Question: Let f(x) be a differentiable function satisfying $x(f(x)+1) = x^2 + \frac{x}{e} + \int_{0}^{x^2} f(\...

Question

Let f(x) be a differentiable function satisfying $x(f(x)+1) = x^2 + \frac{x}{e} + \int_{0}^{x^2} f(\frac{t}{x}) dt \forall x \in R_0$ .

Let $f'(1) = 1$ . If curves $y = f(x)$ , $y = \ln x^2$ intersects at $(x_n,y_n)$ for some $n = 1,2,3,4,...$ where $y_1 < y_2 < y_3 < y_4,...$ , then value of $[y_1] + [y_2] + n$ is ([.] denotes greatest integer function)

Answer 1

Solution

We are given that for all non‐zero real numbers x

x(f(x)+1)= x^2+\frac{x}{e}+\int_{0}^{x^2} f(\frac{t}{x})\,dt.

Step 1. Simplify the Integral

Let

u=\frac{t}{x} \quad \Rightarrow \quad t=xu, \quad dt=x\,du.

When $t=0$ , $u=0$ and when $t=x^2$ , $u=x$ . Hence,

\int_{0}^{x^2} f(\frac{t}{x})\,dt = \int_{0}^{x} f(u)\,x\,du = x\int_0^x f(u)\,du.

Thus the equation becomes (for $x\ne 0$ ):

x(f(x)+1)= x^2+\frac{x}{e}+x\int_0^x f(u)\,du.

Divide by $x$ :

f(x)+1=x+\frac{1}{e}+\int_0^x f(u)\,du.

Step 2. Differentiate Both Sides

Differentiate with respect to $x$ :

LHS derivative: $f'(x)$ .
RHS derivative: $\frac{d}{dx}[x+\tfrac{1}{e}]=1$ and $\frac{d}{dx}\int_0^x f(u)\,du = f(x)$ by the Fundamental Theorem of Calculus.

Thus,

f'(x)=1+f(x).

Step 3. Solve the Differential Equation

This is a first–order linear ODE. Its integrating factor is $e^{-x}$ . Multiplying:

e^{-x} f'(x) - e^{-x} f(x) = e^{-x} \quad \Longrightarrow \quad \frac{d}{dx}(e^{-x}f(x))=e^{-x}.

Integrate both sides:

e^{-x}f(x)= -e^{-x}+C \quad \Longrightarrow \quad f(x)= -1+Ce^{x}.

Step 4. Use Condition $f'(1)=1$ to Determine $C$

Differentiate $f(x)= -1+Ce^x$ to get

f'(x)= Ce^x.

At $x=1$ :

f'(1)= Ce=1 \quad \Longrightarrow \quad C=\frac{1}{e}.

Thus,

f(x)= -1+\frac{1}{e}e^x = e^{x-1}-1.

Step 5. Find the Intersection with $y=\ln x^2$

We need to solve

f(x)=\ln x^2.

That is,

e^{x-1}-1=2\ln|x|.

Notice that, because $\ln x^2=2\ln|x|$ is defined for $x\neq 0$ , intersections can occur for positive and negative $x$ . A brief analysis shows:

For $x>0$ :
- At $x=1$ : $f(1)= e^{0}-1=0,\quad \ln1^2=0.$ So one intersection is $(1,0)$ .
- There is another intersection for some $x \in (1.5, 2)$ where numerically one finds $f(x)\approx 1.12$ (since $e^{1.75-1}-1\approx1.12$ and $2\ln1.75\approx1.12$ ).
For $x<0$ :
Let $u=|x|$ (with $u>0$ ).

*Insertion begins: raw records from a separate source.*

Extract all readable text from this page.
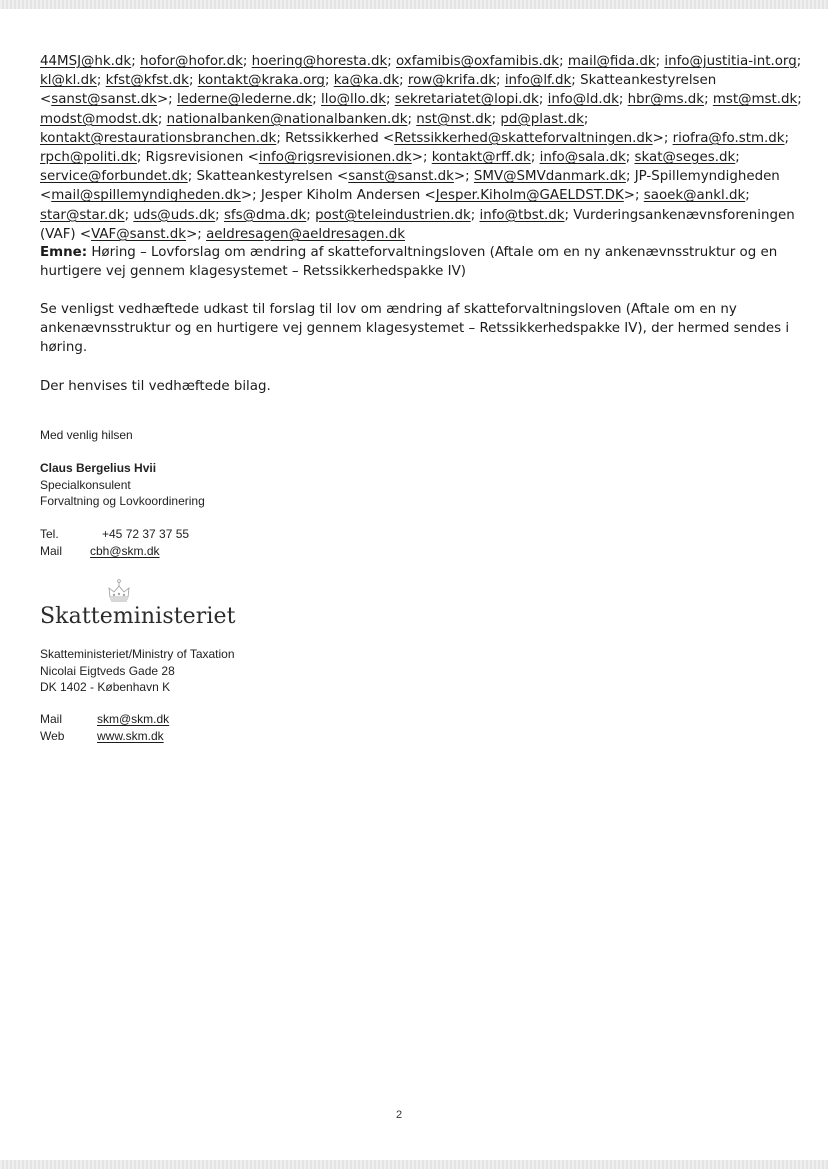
44MSJ@hk.dk; hofor@hofor.dk; hoering@horesta.dk; oxfamibis@oxfamibis.dk; mail@fida.dk; info@justitia-int.org;
kl@kl.dk; kfst@kfst.dk; kontakt@kraka.org; ka@ka.dk; row@krifa.dk; info@lf.dk; Skatteankestyrelsen
<sanst@sanst.dk>; lederne@lederne.dk; llo@llo.dk; sekretariatet@lopi.dk; info@ld.dk; hbr@ms.dk; mst@mst.dk;
modst@modst.dk; nationalbanken@nationalbanken.dk; nst@nst.dk; pd@plast.dk;
kontakt@restaurationsbranchen.dk; Retssikkerhed <Retssikkerhed@skatteforvaltningen.dk>; riofra@fo.stm.dk;
rpch@politi.dk; Rigsrevisionen <info@rigsrevisionen.dk>; kontakt@rff.dk; info@sala.dk; skat@seges.dk;
service@forbundet.dk; Skatteankestyrelsen <sanst@sanst.dk>; SMV@SMVdanmark.dk; JP-Spillemyndigheden
<mail@spillemyndigheden.dk>; Jesper Kiholm Andersen <Jesper.Kiholm@GAELDST.DK>; saoek@ankl.dk;
star@star.dk; uds@uds.dk; sfs@dma.dk; post@teleindustrien.dk; info@tbst.dk; Vurderingsankenævnsforeningen
(VAF) <VAF@sanst.dk>; aeldresagen@aeldresagen.dk
Emne: Høring – Lovforslag om ændring af skatteforvaltningsloven (Aftale om en ny ankenævnsstruktur og en hurtigere vej gennem klagesystemet – Retssikkerhedspakke IV)

Se venligst vedhæftede udkast til forslag til lov om ændring af skatteforvaltningsloven (Aftale om en ny ankenævnsstruktur og en hurtigere vej gennem klagesystemet – Retssikkerhedspakke IV), der hermed sendes i høring.

Der henvises til vedhæftede bilag.

Med venlig hilsen
Claus Bergelius Hvii
Specialkonsulent
Forvaltning og Lovkoordinering
Tel.	+45 72 37 37 55
Mail	cbh@skm.dk
Skatteministeriet
Skatteministeriet/Ministry of Taxation
Nicolai Eigtveds Gade 28
DK 1402 - København K
Mail	skm@skm.dk
Web	www.skm.dk
2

Then
$f(-u)= e^{-u-1}-1 \quad \text{and} \quad \ln((-u)^2)=2\ln u.$
A numerical check shows there is a solution for some $u\in(0,1)$ approximately yielding $f(-u)\approx -0.81$ .

Thus, there are three intersections:

Intersection 1 (with lowest y–value): $y_1\approx -0.81$ (at some $x<0$ ).
Intersection 2: $y_2=0$ (at $x=1$ ).
Intersection 3: $y_3\approx 1.12$ (at $x\approx1.75$ ).

Let the total number of intersection points be $n = 3$ .

Step 6. Compute the Required Expression

We are to find:

[y_1] + [y_2] + n,

where $[\,\cdot\,]$ is the greatest integer function.

$y_1\approx -0.81$ so $[y_1] = -1$ .
$y_2=0$ so $[y_2] = 0$ .
$n=3$ .

Thus,

[y_1]+[y_2]+n = (-1) + 0 + 3 = 2.